The Kumbh Mela is called the largest congregation of humanity on a single spot on Earth. While its half-brother, the Ardh Kumbh Mela, doesn’t stack up as impressively when it comes to head count, its mystique and divinity are no less a magnet to millions of Indians.
Much before you reach the bend in the river where the Ganga embraces the Yamuna, what catches the eye are the tents. Steepled cones of cloth laid out in rows, these are the half-houses of the itinerant. Sinner and saint, beggar and baron, pilgrim and priest huddled in blankets, as they wait out the march to dawn.
Giving them company are countless glistening spotlights that tear the darkness with their stabbing, probing eyes. And night, like the demons that had stolen the kumbh or urn containing the holy nectar from the gods, had been vanquished for the moment.
As I climbed the last sandy steps of the embankment overlooking the Sangam on Makar Sankranti, I was touched by a feeling that I couldn’t quite explain.
Faith moves people in mysterious ways. Perhaps, the strangest of them all are the self-anointed sons of the Ganga — the Naga sadhus. Clad only in the skin of their bodies and the smear of ash, they dance to a piper we cannot hear or see. Fiercely protective of their wild ways, the trident in their hands is both sceptre and stave.
Beware those who cross their path: a painful blow is what they can expect.As they stomp down the sand-carpeted path to the ghats, the Naga sadhus form a vision that is likely to haunt you forever — the arrogance that has its darker manifestations, the pride that has dared to bare all and the righteousness that demands the world take its rightful position at their feet.
At the appointed time when the sun flecked the waters, they came charging into their river with fearsome whoops and cries. And once the sacred ablutions on their three-pronged spears were done with at the Shahi Snan, they departed as abruptly as they had come.
A day later, I saw novice monks all lined up subserviently to get their heads tonsured: a ritualistic preface for conducting the pind daan rituals normally carried out at one’s death. This was their graduation ceremony to Nagahood!
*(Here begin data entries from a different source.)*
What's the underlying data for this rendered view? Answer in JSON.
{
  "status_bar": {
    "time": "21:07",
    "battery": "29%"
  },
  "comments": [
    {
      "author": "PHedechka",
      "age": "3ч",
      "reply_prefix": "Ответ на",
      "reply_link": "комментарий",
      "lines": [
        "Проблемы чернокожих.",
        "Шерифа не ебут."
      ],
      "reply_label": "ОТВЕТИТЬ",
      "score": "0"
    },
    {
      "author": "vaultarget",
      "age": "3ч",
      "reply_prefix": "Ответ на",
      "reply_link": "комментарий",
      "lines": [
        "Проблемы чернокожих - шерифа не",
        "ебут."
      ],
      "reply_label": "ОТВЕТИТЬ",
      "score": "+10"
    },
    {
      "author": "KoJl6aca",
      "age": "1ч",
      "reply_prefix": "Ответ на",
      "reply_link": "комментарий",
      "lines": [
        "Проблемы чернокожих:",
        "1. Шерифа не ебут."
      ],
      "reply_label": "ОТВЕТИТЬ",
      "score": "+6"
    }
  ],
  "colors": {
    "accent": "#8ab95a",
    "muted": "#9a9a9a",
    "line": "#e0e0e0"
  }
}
IT is with good reason that the Ardh Kumbh is called a mela, for the sideshow to the faithful is a mélange of the magical—bangles on hoops inviting attention, mounds of vermilion and saffron powder, toy helicopters spinning excitedly through the air, flashing life-sized robots doubling as weighing machines, syrupy sweetmeats with greedy clouds of flies and yes, even a Bhuley Bhatkey shivir reminiscent of Bollywood.
Ambling around the ghats, I marvel at the ease with which the modern world coexists with the ancient. It was not out of place to see a sadhu discovering the joys of a digital camera, or a turbaned villager drawing money from an ATM-on-wheels. As for the river, it was dotted with boats sloughing through the waters with sun covers displaying the Hutch dog-and-boy advertisement.
Of exotica, there is plenty. Curious crowds milled about the baba who’d kept his right arm raised for 27 years at a stretch. A devotee drew his share of stares, for one side of his face had a freakish growth of flesh resembling a Ganesha in repose! But far more amazing than these were the pilgrims themselves, who stoically camp out the cold nights to attend a call that has been passed down from generations.
With the sun now just a hazy afterthought on the evening of Mauni Amavasya, celebrated on Friday, making it the most auspicious day in the six-week-long festival, I put the camera back in its case.
If ever one could hope for a new beginning, it was at this holy confluence of two mighty rivers. Where India stood on the edge, and then waded in to heal herself of an age that was past and done.